Read and write files is the most common IO operation. Python has built-in functions for read and write files, and the usage is compatible with C. The ability to read and write files on disk is provided by the operating system, modern operating systems do not allow programs to operate directly on disks. So, to read and write a file is to ask the operating system to open a file object (usually called a file descriptor), and then, through the interface provided by the operating system, read the data from the file object (read file), or write data to the file object (write file).
1. Read File Example.
To open a file object in file read mode, use Python’s built-in
open() function, passing in the file name and the mode identifier.
>>> f = open('/Users/jerry/hello.txt', 'r')
'r' stands for read.
If the file does not exist, the
open() function throws an IOError and gives you error codes and detailed information to tell you that the file does not exist.
>>> f=open('/Users/jerry/hellooo.txt', 'r') Traceback (most recent call last): File "<stdin>", line 1, in <module> FileNotFoundError: [Errno 2] No such file or directory: '/Users/jerry/hellooo.txt'
If the file opens successfully, use
read() method can read the entire contents of the file at once. Python reads the content into memory, and use a string object to save the content.
>>> f.read() 'Hello, world!'
The final step is to call the
close() method to close the file. The file must be closed after it is used, because the file object will occupy the operating system’s resources, and the number of files that operating system can open at the same time is limited also.
Since IOError can occur when a file is read or write, so the
f.close() may not be invoked if an error occurs. So, to make sure that the file is closed correctly whether or not something goes wrong, we can use
try... finally to avoid the issue.
try: f = open('/Document/python/test.txt', 'r') print(f.read()) finally: if f: f.close()
But it’s too verbose to do this every time, so Python introduced the
with statement to automatically call the
close() method for us.
with open('/Document/python/abc.txt', 'r') as f: print(f.read())

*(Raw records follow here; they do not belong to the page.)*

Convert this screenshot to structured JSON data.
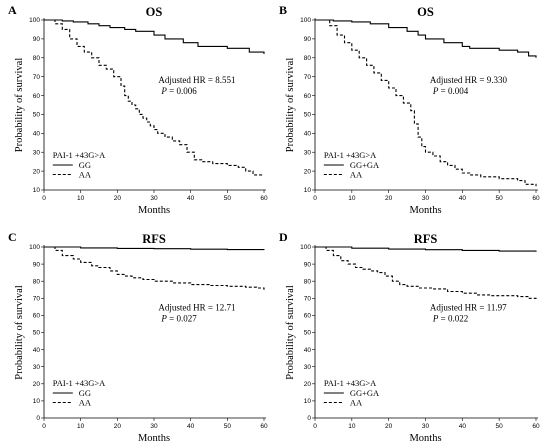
{
  "chart_data": [
    {
      "type": "line",
      "panel": "A",
      "title": "OS",
      "xlabel": "Months",
      "ylabel": "Probability of survival",
      "xlim": [
        0,
        60
      ],
      "ylim": [
        10,
        100
      ],
      "x_ticks": [
        0,
        10,
        20,
        30,
        40,
        50,
        60
      ],
      "y_ticks": [
        10,
        20,
        30,
        40,
        50,
        60,
        70,
        80,
        90,
        100
      ],
      "annotation": {
        "hr": "Adjusted HR = 8.551",
        "p_label": "P",
        "p_value": " = 0.006"
      },
      "legend_title": "PAI-1 +43G>A",
      "series": [
        {
          "name": "GG",
          "style": "solid",
          "x": [
            0,
            5,
            8,
            12,
            15,
            18,
            22,
            25,
            30,
            33,
            38,
            42,
            50,
            56,
            60
          ],
          "y": [
            100,
            99.5,
            99,
            98,
            97,
            96,
            95,
            94,
            92,
            90,
            88,
            86,
            85,
            83,
            82
          ]
        },
        {
          "name": "AA",
          "style": "dashed",
          "x": [
            0,
            3,
            5,
            7,
            9,
            11,
            13,
            15,
            17,
            19,
            21,
            22,
            23,
            24,
            25,
            26,
            27,
            28,
            29,
            30,
            31,
            33,
            35,
            37,
            39,
            41,
            43,
            46,
            50,
            53,
            55,
            57,
            60
          ],
          "y": [
            100,
            98,
            95,
            90,
            86,
            83,
            80,
            76,
            74,
            70,
            65,
            60,
            57,
            55,
            53,
            50,
            48,
            46,
            44,
            42,
            40,
            38,
            36,
            34,
            30,
            26,
            25,
            24,
            23,
            22,
            20,
            18,
            18
          ]
        }
      ]
    },
    {
      "type": "line",
      "panel": "B",
      "title": "OS",
      "xlabel": "Months",
      "ylabel": "Probability of survival",
      "xlim": [
        0,
        60
      ],
      "ylim": [
        10,
        100
      ],
      "x_ticks": [
        0,
        10,
        20,
        30,
        40,
        50,
        60
      ],
      "y_ticks": [
        10,
        20,
        30,
        40,
        50,
        60,
        70,
        80,
        90,
        100
      ],
      "annotation": {
        "hr": "Adjusted HR = 9.330",
        "p_label": "P",
        "p_value": " = 0.004"
      },
      "legend_title": "PAI-1 +43G>A",
      "series": [
        {
          "name": "GG+GA",
          "style": "solid",
          "x": [
            0,
            5,
            10,
            15,
            20,
            25,
            28,
            30,
            35,
            40,
            42,
            50,
            55,
            58,
            60
          ],
          "y": [
            100,
            99.5,
            99,
            98,
            96,
            94,
            92,
            90,
            88,
            86,
            85,
            84,
            83,
            81,
            80
          ]
        },
        {
          "name": "AA",
          "style": "dashed",
          "x": [
            0,
            4,
            6,
            8,
            10,
            12,
            14,
            16,
            18,
            20,
            22,
            24,
            26,
            27,
            28,
            29,
            30,
            32,
            34,
            36,
            38,
            40,
            42,
            45,
            50,
            55,
            57,
            60
          ],
          "y": [
            100,
            97,
            92,
            88,
            84,
            80,
            76,
            72,
            68,
            64,
            60,
            56,
            52,
            45,
            38,
            33,
            30,
            28,
            25,
            23,
            21,
            19,
            18,
            17,
            16,
            15,
            13,
            12
          ]
        }
      ]
    },
    {
      "type": "line",
      "panel": "C",
      "title": "RFS",
      "xlabel": "Months",
      "ylabel": "Probability of survival",
      "xlim": [
        0,
        60
      ],
      "ylim": [
        0,
        100
      ],
      "x_ticks": [
        0,
        10,
        20,
        30,
        40,
        50,
        60
      ],
      "y_ticks": [
        0,
        10,
        20,
        30,
        40,
        50,
        60,
        70,
        80,
        90,
        100
      ],
      "annotation": {
        "hr": "Adjusted HR = 12.71",
        "p_label": "P",
        "p_value": " = 0.027"
      },
      "legend_title": "PAI-1 +43G>A",
      "series": [
        {
          "name": "GG",
          "style": "solid",
          "x": [
            0,
            10,
            20,
            30,
            40,
            50,
            60
          ],
          "y": [
            100,
            99.5,
            99.2,
            99,
            98.7,
            98.5,
            98.3
          ]
        },
        {
          "name": "AA",
          "style": "dashed",
          "x": [
            0,
            3,
            5,
            8,
            10,
            13,
            15,
            18,
            20,
            22,
            24,
            27,
            30,
            35,
            40,
            45,
            50,
            55,
            58,
            60
          ],
          "y": [
            100,
            98,
            95,
            93,
            91,
            89,
            88,
            86,
            84,
            83,
            82,
            81,
            80,
            79,
            78,
            77.5,
            77,
            76.5,
            76,
            75
          ]
        }
      ]
    },
    {
      "type": "line",
      "panel": "D",
      "title": "RFS",
      "xlabel": "Months",
      "ylabel": "Probability of survival",
      "xlim": [
        0,
        60
      ],
      "ylim": [
        0,
        100
      ],
      "x_ticks": [
        0,
        10,
        20,
        30,
        40,
        50,
        60
      ],
      "y_ticks": [
        0,
        10,
        20,
        30,
        40,
        50,
        60,
        70,
        80,
        90,
        100
      ],
      "annotation": {
        "hr": "Adjusted HR = 11.97",
        "p_label": "P",
        "p_value": " = 0.022"
      },
      "legend_title": "PAI-1 +43G>A",
      "series": [
        {
          "name": "GG+GA",
          "style": "solid",
          "x": [
            0,
            10,
            20,
            30,
            40,
            50,
            60
          ],
          "y": [
            100,
            99.3,
            98.8,
            98.4,
            98,
            97.6,
            97.2
          ]
        },
        {
          "name": "AA",
          "style": "dashed",
          "x": [
            0,
            3,
            5,
            7,
            9,
            11,
            13,
            15,
            17,
            19,
            21,
            23,
            25,
            28,
            32,
            36,
            40,
            44,
            48,
            55,
            58,
            60
          ],
          "y": [
            100,
            98,
            95,
            92,
            90,
            88,
            87,
            86,
            85,
            83,
            80,
            78,
            77,
            76,
            75.5,
            74,
            73,
            72,
            71.5,
            71,
            70,
            69
          ]
        }
      ]
    }
  ]
}
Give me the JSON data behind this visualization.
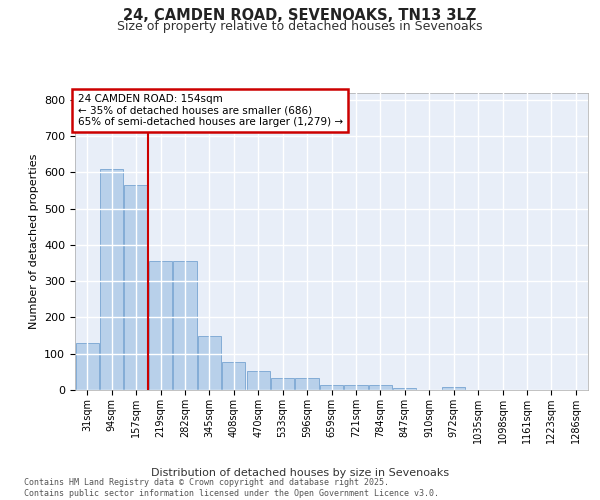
{
  "title": "24, CAMDEN ROAD, SEVENOAKS, TN13 3LZ",
  "subtitle": "Size of property relative to detached houses in Sevenoaks",
  "xlabel": "Distribution of detached houses by size in Sevenoaks",
  "ylabel": "Number of detached properties",
  "bar_values": [
    130,
    608,
    565,
    355,
    355,
    150,
    78,
    52,
    32,
    32,
    15,
    13,
    13,
    5,
    0,
    7,
    0,
    0,
    0,
    0,
    0
  ],
  "bin_labels": [
    "31sqm",
    "94sqm",
    "157sqm",
    "219sqm",
    "282sqm",
    "345sqm",
    "408sqm",
    "470sqm",
    "533sqm",
    "596sqm",
    "659sqm",
    "721sqm",
    "784sqm",
    "847sqm",
    "910sqm",
    "972sqm",
    "1035sqm",
    "1098sqm",
    "1161sqm",
    "1223sqm",
    "1286sqm"
  ],
  "bar_color": "#b8d0ea",
  "bar_edge_color": "#6699cc",
  "background_color": "#e8eef8",
  "grid_color": "#ffffff",
  "vline_color": "#cc0000",
  "vline_x": 2.5,
  "annotation_text": "24 CAMDEN ROAD: 154sqm\n← 35% of detached houses are smaller (686)\n65% of semi-detached houses are larger (1,279) →",
  "annotation_box_color": "#cc0000",
  "footer_text": "Contains HM Land Registry data © Crown copyright and database right 2025.\nContains public sector information licensed under the Open Government Licence v3.0.",
  "ylim": [
    0,
    820
  ],
  "yticks": [
    0,
    100,
    200,
    300,
    400,
    500,
    600,
    700,
    800
  ]
}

This is same as the previous
try... finally code block, but the code is more simpler, and you don’t have to call the
read() method will reads the entire contents of the file at once, and if the file has 10 gigabytes, the memory will explodes. So, to be safe, you can call the
read(size) method repeatedly, reading up to size bytes at a time. In addition, a call to
readline() reads one line at a time, calls
readlines() reads all lines at once, and returns a list, each list item is one line text.
If the file size is small,
read() is easiest to read all content at once. If you cannot determine the file size, repeatedly call
read(size) for security. If it’s a configuration file, you had better to use
for line in f.readlines(): print(line.strip()) # Remove '\n' at the line tail.
1.1 file-like Object
Objects such as those returned by the
open() function with a
read() method are called file-like objects in Python. In addition to file, the object can be byte streams in memory, network streams, custom streams, and so on. File-like objects do not require inheritance from a particular class, just be required to have a
StringIO is a file-like Object created in memory, often used as a temporary buffer.
1.2 Binary File
All of the above examples defaults mentioned to read text files, and are utf-8 encoded text files. To read binary files, such as images, video, and so on, open the file in
>>> f = open('/Document/Images/test.jpg', 'rb') >>> f.read() b'\xdd\xf8\xee\xf1\xff\x18Exif\xff\xee...' # Hexadecimal bytes
1.3 Character Encoding
To read a text file that is not utf-8 encoded, you need to pass in the
encoding parameters to the
open() function, for example, to read the GBK-encoded file.
>>> f = open('/Document/text/gbk_test.txt', 'r', encoding='gbk') >>> f.read() '开发'
You may encounter
UnicodeDecodeError when you come across files that are not coded properly, because there may be some illegally encoded characters in the text file. In this case, the
open() function also have an
errors parameter, indicating what to do if an encoding error is encountered. The easiest way is to just ignore the error.
>>> f = open('/Document/dev/gbk.txt', 'r', encoding='gbk', errors='ignore')
2. Write File Example.
Write a file is same as read a file, except that when you call the
open() function, you pass in the mode identifier
'w' to write text or
'wb' to write binary data.
>>> f = open('/Users/jerry/hello_world.txt', 'w') >>> f.write('Hello, world!') >>> f.close()
You can call
write() repeatedly to write a file, but be sure to call
f.close() to close the file. When we write a file, the operating system doesn’t write the data to disk immediately, but instead caches it in memory and writes it when it’s free. Only when the
close() method is called does the operating system guarantee that all unwritten data is written to disk. The consequence of forgetting to call
close() is that some data that unwritten may be lost. So, it’s safe to use the
with open('/Users/jerry/hello_world.txt', 'w') as f: f.write('Hello, world!')
To write special encoded string into text file, pass the encoding parameter into the
open() method, the
open method will automatically convert the string to the specified encoding.
When write a file in
'w' mode, if the file already exists, it overrides it (equivalent to write a new file after delete it). What if we want to append text to the end of the file? You can pass in
'a' mode to append text to the end of the file.